I am running a repeated-event, two-process DTSM. Subjects are measured in 8 periods, and I am using the counting process formulation. Six events of each type are possible.
My goal is to introduce a relationship between the two processes. Since the number of events reported (of either type) is likely to be positively correlated across individuals, introducing event frailties and correlating them does not work for me. Instead, I chose to work with two time-varying covariates which count the number of periods since the last event of each type. However, Mplus drops any case with missing on any covariates, i.e. any individual who does not experience BOTH events in the first period is ignored.
How should I handle this? MonteCarlo integration should work, but the variables are not normally distributed and it is extremely slow. I was also considering a piece-wise approach (discretize the variable with one category being "not yet observed"). Note, btw, that missingness is perfectly predicted by the outcome variables and P(missing=1,t) is equal to the cumulative survival function up to period t. I'd really appreciate your insight on this. Regards, Liuben
PS. I chose to post this on the forum so that the community could take a look. Any ideas or examples of similar work would be highly appreciated!
No, actually. For the first event, exactly the opposite is true; since the covariate counts the time since the last observed event, it is always missing when the individual is at risk for the first event (i.e. has valid values on the outcome), and has a valid value at failure time. It always has a valid value for the second+ spells of the same type. Essentially having a missing value on the covariate in any period corresponds to not having experienced a first event up to that period.

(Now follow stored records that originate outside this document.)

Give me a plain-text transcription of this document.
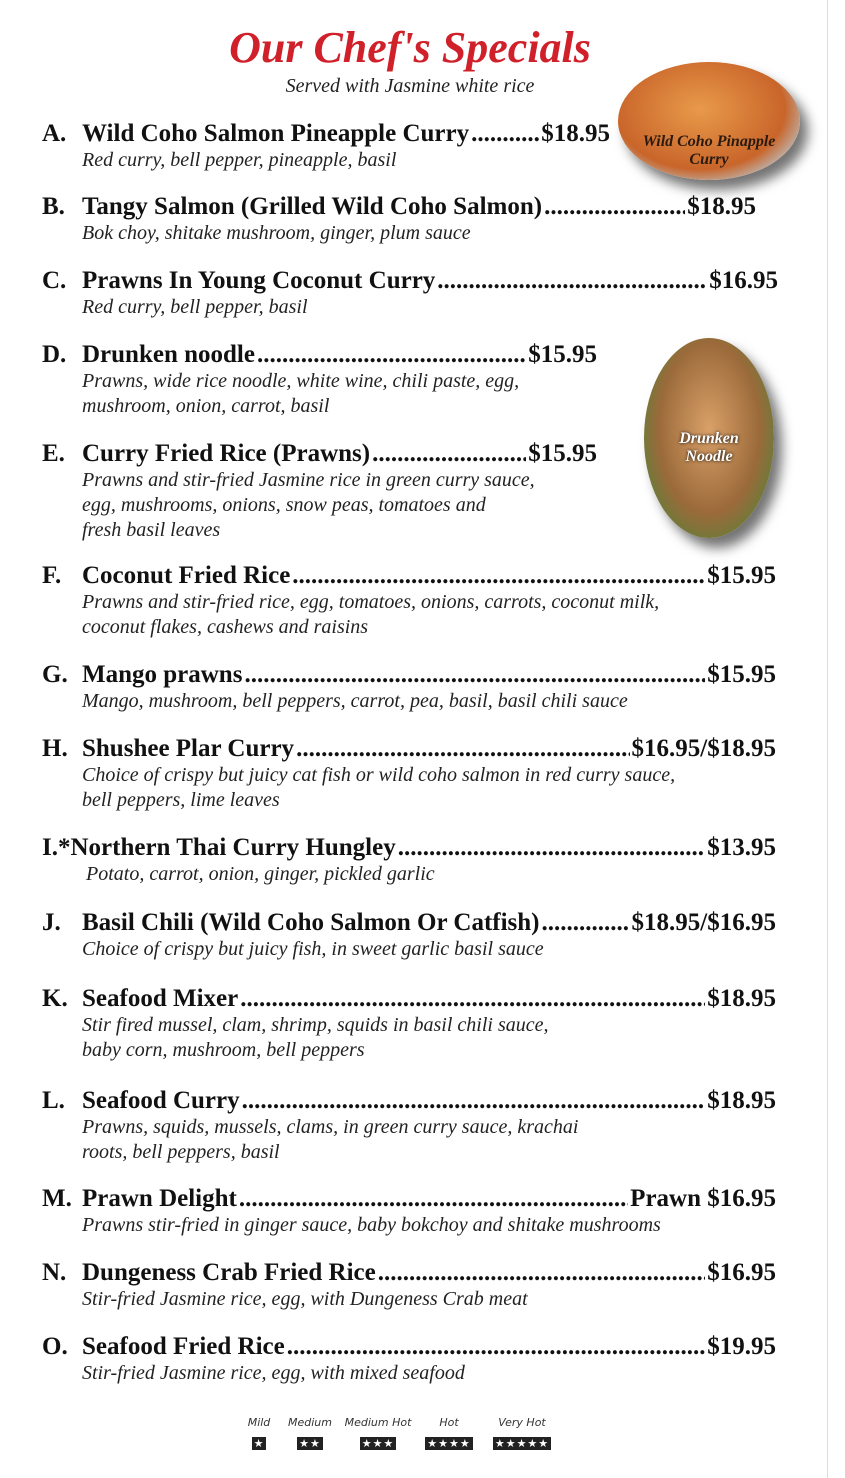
Our Chef's Specials
Served with Jasmine white rice
Wild Coho Pinapple
Curry
Drunken
Noodle
A. Wild Coho Salmon Pineapple Curry .....	$18.95
Red curry, bell pepper, pineapple, basil
B. Tangy Salmon (Grilled Wild Coho Salmon) .....	$18.95
Bok choy, shitake mushroom, ginger, plum sauce
C. Prawns In Young Coconut Curry .....	$16.95
Red curry, bell pepper, basil
D. Drunken noodle .....	$15.95
Prawns, wide rice noodle, white wine, chili paste, egg,
mushroom, onion, carrot, basil
E. Curry Fried Rice (Prawns) .....	$15.95
Prawns and stir-fried Jasmine rice in green curry sauce,
egg, mushrooms, onions, snow peas, tomatoes and
fresh basil leaves
F. Coconut Fried Rice .....	$15.95
Prawns and stir-fried rice, egg, tomatoes, onions, carrots, coconut milk,
coconut flakes, cashews and raisins
G. Mango prawns .....	$15.95
Mango, mushroom, bell peppers, carrot, pea, basil, basil chili sauce
H. Shushee Plar Curry .....	$16.95/$18.95
Choice of crispy but juicy cat fish or wild coho salmon in red curry sauce,
bell peppers, lime leaves
I.* Northern Thai Curry Hungley .....	$13.95
Potato, carrot, onion, ginger, pickled garlic
J. Basil Chili (Wild Coho Salmon Or Catfish) .....	$18.95/$16.95
Choice of crispy but juicy fish, in sweet garlic basil sauce
K. Seafood Mixer .....	$18.95
Stir fired mussel, clam, shrimp, squids in basil chili sauce,
baby corn, mushroom, bell peppers
L. Seafood Curry .....	$18.95
Prawns, squids, mussels, clams, in green curry sauce, krachai
roots, bell peppers, basil
M. Prawn Delight .....	Prawn $16.95
Prawns stir-fried in ginger sauce, baby bokchoy and shitake mushrooms
N. Dungeness Crab Fried Rice .....	$16.95
Stir-fried Jasmine rice, egg, with Dungeness Crab meat
O. Seafood Fried Rice .....	$19.95
Stir-fried Jasmine rice, egg, with mixed seafood
Mild
★
Medium
★★
Medium Hot
★★★
Hot
★★★★
Very Hot
★★★★★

If I understand your problem correctly a simple solution would be to record the missing covariates as 0 instead of missing value. I assume the regression slope for the time-varying covariates is time invariant. When you don't have such covariates you essentially don't want them in the regression and recording them as 0 will do that.

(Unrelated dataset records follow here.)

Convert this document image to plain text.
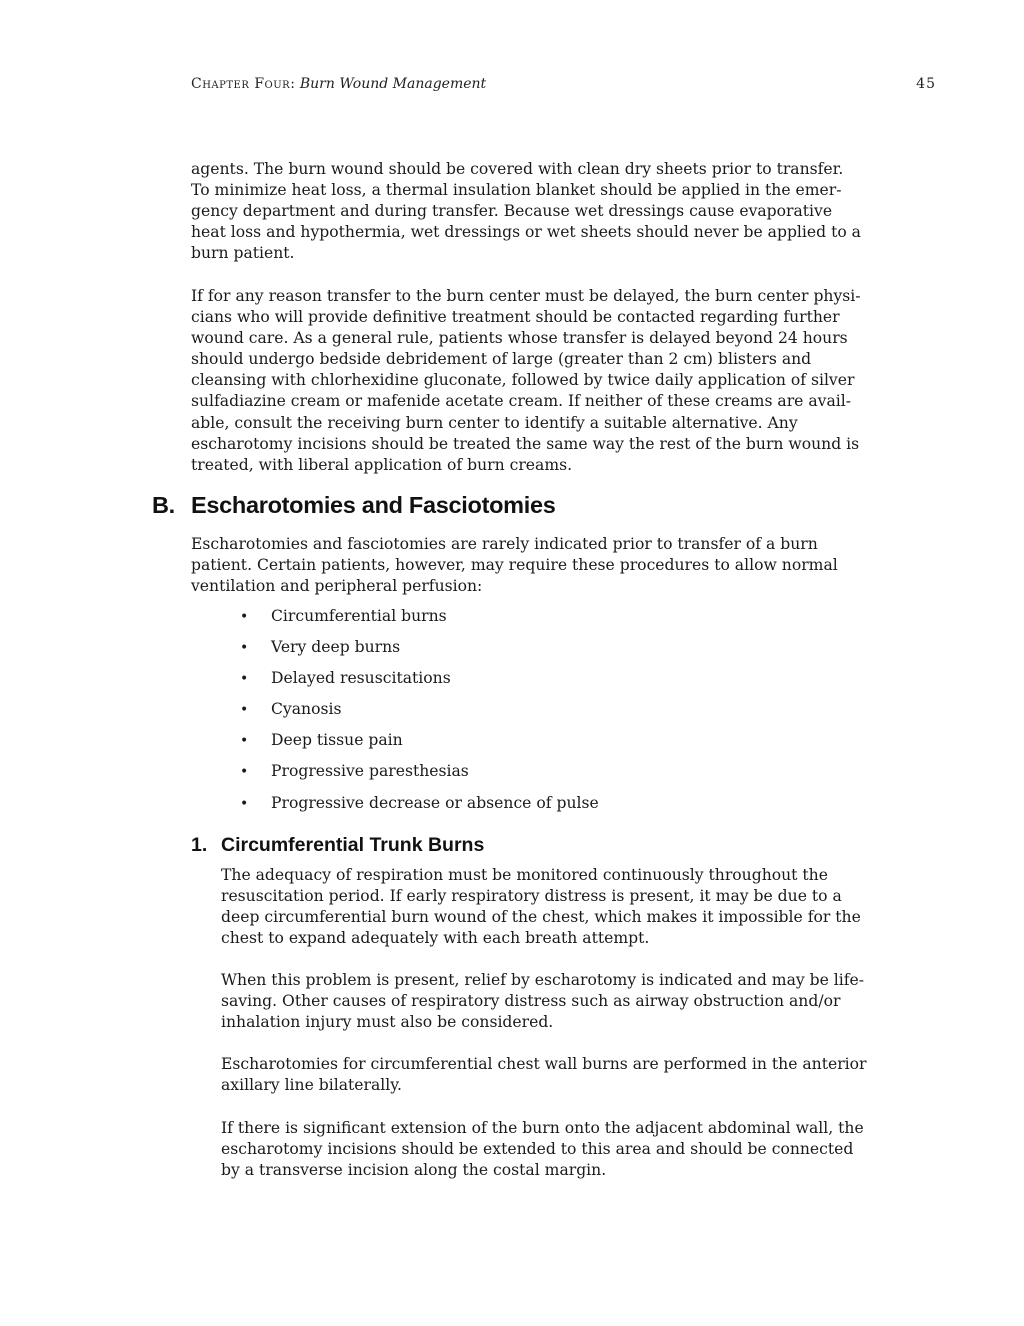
Chapter Four: Burn Wound Management	45

agents. The burn wound should be covered with clean dry sheets prior to transfer.
To minimize heat loss, a thermal insulation blanket should be applied in the emer-
gency department and during transfer. Because wet dressings cause evaporative
heat loss and hypothermia, wet dressings or wet sheets should never be applied to a
burn patient.

If for any reason transfer to the burn center must be delayed, the burn center physi-
cians who will provide definitive treatment should be contacted regarding further
wound care. As a general rule, patients whose transfer is delayed beyond 24 hours
should undergo bedside debridement of large (greater than 2 cm) blisters and
cleansing with chlorhexidine gluconate, followed by twice daily application of silver
sulfadiazine cream or mafenide acetate cream. If neither of these creams are avail-
able, consult the receiving burn center to identify a suitable alternative. Any
escharotomy incisions should be treated the same way the rest of the burn wound is
treated, with liberal application of burn creams.

B. Escharotomies and Fasciotomies

Escharotomies and fasciotomies are rarely indicated prior to transfer of a burn
patient. Certain patients, however, may require these procedures to allow normal
ventilation and peripheral perfusion:

• Circumferential burns
• Very deep burns
• Delayed resuscitations
• Cyanosis
• Deep tissue pain
• Progressive paresthesias
• Progressive decrease or absence of pulse
1. Circumferential Trunk Burns

The adequacy of respiration must be monitored continuously throughout the
resuscitation period. If early respiratory distress is present, it may be due to a
deep circumferential burn wound of the chest, which makes it impossible for the
chest to expand adequately with each breath attempt.

When this problem is present, relief by escharotomy is indicated and may be life-
saving. Other causes of respiratory distress such as airway obstruction and/or
inhalation injury must also be considered.

Escharotomies for circumferential chest wall burns are performed in the anterior
axillary line bilaterally.

If there is significant extension of the burn onto the adjacent abdominal wall, the
escharotomy incisions should be extended to this area and should be connected
by a transverse incision along the costal margin.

Yes, the slopes are time-invariant. Thank you for the suggestion - I was considering this given that estimation is done by ML. The only thing that concerns me is that a missing value on the covariate (or a zero if changed) may be associated with long-term survival, especially for the values of the covariate in later periods. Could this somehow distort the likelihood function and/or parameter estimation? My point is, if we record missings as zero, won't the slope be heavily biased upwards because 1) even a tiny change in x results in a large effect on y, and 2) this change happens in a large proportion of the population due to long-term survivors, giving them a large weight in the estimation of the PDF of y? Thank you again for your time!
I think at this point the question is how you define the model rather than the estimation. The missing covariates seems to me are missing because they are not defined not because they are missing/unobserved. So I would suggest that you focus on the model definition and possibly do some simulations.